With a refund advance loan — also referred to as a refund anticipation loan or RAL — your tax preparer will give you a loan that will be repaid with your tax refund. The loan amount is usually a portion of your estimated tax refund minus tax preparation service charges and other fees. Sometimes, the money will be deposited on a prepaid card that comes with additional fees. When the IRS issues your refund, your tax preparer will take money out of your tax refund as repayment for the loan.
These days, there are two types of RALs:
“No Fee” or “Advance” RALs are often called a “refund advance” and claim to have “no fees.” However, in order to apply for and receive the loan, you have to use the company’s tax-prep service, which may have significant costs. This can route eligible people away from free tax filing alternatives with no guarantee that a loan of any amount will be approved by the bank. There may also be hidden fees for these loans.
Interest-bearing RALs are another option where lenders offer much larger loans. The catch? You pay more in interest and fees.

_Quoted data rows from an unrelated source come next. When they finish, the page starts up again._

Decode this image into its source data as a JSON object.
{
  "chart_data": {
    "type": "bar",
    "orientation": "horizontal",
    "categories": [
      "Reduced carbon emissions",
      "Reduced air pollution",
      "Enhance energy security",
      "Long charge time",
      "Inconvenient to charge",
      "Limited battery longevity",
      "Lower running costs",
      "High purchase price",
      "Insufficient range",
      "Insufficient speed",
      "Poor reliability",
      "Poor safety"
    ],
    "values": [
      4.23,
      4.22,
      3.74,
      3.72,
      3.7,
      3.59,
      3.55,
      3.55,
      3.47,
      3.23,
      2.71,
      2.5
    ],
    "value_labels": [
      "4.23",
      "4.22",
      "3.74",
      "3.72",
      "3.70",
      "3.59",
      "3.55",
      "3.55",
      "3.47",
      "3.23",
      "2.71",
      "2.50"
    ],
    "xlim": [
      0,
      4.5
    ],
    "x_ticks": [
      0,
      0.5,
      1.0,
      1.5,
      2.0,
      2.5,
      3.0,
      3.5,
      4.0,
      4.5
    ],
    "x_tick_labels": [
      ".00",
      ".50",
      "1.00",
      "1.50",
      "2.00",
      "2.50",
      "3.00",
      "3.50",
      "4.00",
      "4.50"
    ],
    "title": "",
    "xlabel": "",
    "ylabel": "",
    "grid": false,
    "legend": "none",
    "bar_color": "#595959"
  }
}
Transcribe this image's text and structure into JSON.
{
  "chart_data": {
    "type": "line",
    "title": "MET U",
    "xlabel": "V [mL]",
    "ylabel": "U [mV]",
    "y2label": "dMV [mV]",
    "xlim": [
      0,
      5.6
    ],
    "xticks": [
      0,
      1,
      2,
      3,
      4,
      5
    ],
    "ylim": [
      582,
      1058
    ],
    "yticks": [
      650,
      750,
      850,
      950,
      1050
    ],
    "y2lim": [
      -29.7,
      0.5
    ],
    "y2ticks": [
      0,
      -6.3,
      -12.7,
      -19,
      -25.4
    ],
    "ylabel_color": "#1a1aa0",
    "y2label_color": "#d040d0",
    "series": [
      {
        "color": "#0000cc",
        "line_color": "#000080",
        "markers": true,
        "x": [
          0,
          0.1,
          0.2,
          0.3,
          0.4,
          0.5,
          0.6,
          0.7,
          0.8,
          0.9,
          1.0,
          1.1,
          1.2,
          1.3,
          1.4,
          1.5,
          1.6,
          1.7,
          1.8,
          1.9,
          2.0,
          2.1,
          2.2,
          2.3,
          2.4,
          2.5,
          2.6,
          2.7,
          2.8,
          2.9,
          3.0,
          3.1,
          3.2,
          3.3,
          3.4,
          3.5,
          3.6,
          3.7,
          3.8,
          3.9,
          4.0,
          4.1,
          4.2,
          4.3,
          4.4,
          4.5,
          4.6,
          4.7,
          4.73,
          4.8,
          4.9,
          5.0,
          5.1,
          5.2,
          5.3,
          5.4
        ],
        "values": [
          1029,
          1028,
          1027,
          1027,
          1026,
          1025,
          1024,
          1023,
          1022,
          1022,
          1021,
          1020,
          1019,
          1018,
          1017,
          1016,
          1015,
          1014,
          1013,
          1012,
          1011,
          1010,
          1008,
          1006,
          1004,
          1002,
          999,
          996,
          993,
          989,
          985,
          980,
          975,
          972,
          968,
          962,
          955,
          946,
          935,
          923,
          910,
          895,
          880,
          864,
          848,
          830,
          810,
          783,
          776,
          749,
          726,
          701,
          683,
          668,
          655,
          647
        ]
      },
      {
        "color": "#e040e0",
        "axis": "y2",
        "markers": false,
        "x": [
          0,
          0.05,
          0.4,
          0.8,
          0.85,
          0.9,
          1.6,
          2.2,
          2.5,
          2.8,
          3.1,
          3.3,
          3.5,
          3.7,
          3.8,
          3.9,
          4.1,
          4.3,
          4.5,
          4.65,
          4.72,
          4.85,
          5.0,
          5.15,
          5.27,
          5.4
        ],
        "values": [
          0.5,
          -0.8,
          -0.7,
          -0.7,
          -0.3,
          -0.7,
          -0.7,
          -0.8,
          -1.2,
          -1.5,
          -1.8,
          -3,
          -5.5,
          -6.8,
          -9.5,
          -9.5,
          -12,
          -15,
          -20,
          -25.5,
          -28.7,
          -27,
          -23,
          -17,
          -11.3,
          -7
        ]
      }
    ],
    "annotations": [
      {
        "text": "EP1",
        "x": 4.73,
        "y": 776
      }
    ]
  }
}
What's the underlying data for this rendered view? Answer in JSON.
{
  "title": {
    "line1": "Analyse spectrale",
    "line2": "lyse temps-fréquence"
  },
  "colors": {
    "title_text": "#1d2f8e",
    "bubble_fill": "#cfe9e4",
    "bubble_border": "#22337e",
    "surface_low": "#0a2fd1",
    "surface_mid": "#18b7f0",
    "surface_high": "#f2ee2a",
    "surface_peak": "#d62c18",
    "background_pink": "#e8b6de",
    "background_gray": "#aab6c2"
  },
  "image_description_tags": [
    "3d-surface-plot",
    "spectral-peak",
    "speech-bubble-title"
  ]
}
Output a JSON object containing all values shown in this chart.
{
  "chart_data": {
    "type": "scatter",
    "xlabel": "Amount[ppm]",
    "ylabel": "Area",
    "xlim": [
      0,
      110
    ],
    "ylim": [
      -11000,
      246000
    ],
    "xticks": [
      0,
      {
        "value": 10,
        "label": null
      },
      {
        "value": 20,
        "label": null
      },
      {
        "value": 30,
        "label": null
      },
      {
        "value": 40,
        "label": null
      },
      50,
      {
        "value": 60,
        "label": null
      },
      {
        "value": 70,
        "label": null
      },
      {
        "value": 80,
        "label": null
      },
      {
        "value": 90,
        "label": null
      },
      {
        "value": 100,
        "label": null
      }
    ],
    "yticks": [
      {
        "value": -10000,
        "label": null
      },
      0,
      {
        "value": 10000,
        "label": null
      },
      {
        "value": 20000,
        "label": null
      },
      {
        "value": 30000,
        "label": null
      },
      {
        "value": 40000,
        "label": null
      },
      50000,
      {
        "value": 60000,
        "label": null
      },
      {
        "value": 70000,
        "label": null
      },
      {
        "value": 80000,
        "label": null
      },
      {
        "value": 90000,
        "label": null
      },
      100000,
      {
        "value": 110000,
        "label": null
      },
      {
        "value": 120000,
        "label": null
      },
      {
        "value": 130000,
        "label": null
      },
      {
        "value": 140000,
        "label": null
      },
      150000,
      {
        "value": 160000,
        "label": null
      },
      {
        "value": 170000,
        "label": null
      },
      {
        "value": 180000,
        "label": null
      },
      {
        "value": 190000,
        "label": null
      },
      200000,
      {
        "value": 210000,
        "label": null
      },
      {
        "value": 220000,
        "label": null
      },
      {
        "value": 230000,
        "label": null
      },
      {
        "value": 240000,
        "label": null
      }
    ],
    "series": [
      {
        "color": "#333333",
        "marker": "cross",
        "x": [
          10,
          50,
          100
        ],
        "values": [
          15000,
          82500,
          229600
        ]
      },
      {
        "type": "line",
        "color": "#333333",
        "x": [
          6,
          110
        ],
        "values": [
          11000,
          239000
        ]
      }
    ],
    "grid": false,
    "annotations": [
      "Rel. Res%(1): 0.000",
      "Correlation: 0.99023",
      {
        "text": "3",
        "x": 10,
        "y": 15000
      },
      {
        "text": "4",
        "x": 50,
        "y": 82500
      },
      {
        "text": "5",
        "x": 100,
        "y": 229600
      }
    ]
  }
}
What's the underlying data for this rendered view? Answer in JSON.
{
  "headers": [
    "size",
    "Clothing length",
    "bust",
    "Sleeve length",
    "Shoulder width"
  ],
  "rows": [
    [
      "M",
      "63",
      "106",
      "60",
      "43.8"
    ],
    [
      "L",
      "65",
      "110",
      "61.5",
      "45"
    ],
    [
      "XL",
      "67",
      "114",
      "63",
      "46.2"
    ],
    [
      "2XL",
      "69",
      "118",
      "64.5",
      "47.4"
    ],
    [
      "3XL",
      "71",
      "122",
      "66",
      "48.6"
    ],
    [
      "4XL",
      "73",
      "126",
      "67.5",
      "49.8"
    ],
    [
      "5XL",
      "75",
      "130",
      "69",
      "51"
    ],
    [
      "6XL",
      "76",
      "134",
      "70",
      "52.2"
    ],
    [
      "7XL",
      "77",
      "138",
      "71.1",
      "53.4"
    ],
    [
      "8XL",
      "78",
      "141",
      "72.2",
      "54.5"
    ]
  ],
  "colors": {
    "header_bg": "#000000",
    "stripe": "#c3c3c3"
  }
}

A refund anticipation check, or RAC, lets you put off paying for the tax-preparation service you use to file your taxes. Typically, you’ll agree to pay an additional fee to have the cost of tax preparation deducted from your refund amount. Once the IRS issues your refund, the preparer deducts this fee and the cost of preparing your taxes and then gives the rest of the money to you.
Keep in mind that if you don’t have the money to use a paid tax service, you may be able to file completely for free without worrying about any of these fees.
It’s not always clearly explained, but both refund advance loans and refund anticipation checks usually involve a temporary bank account being set up in your name, which is how the preparer takes out their portion of your refund.
Before agreeing to use a tax-preparation service in exchange for an advance, read the terms carefully and make sure you understand the total cost to you.
About this guide: ProPublica has reported on the IRS, the Free File program and other tax topics for years. ProPublica’s tax guide is not personalized tax advice. Speak to a tax professional about your specific tax situation.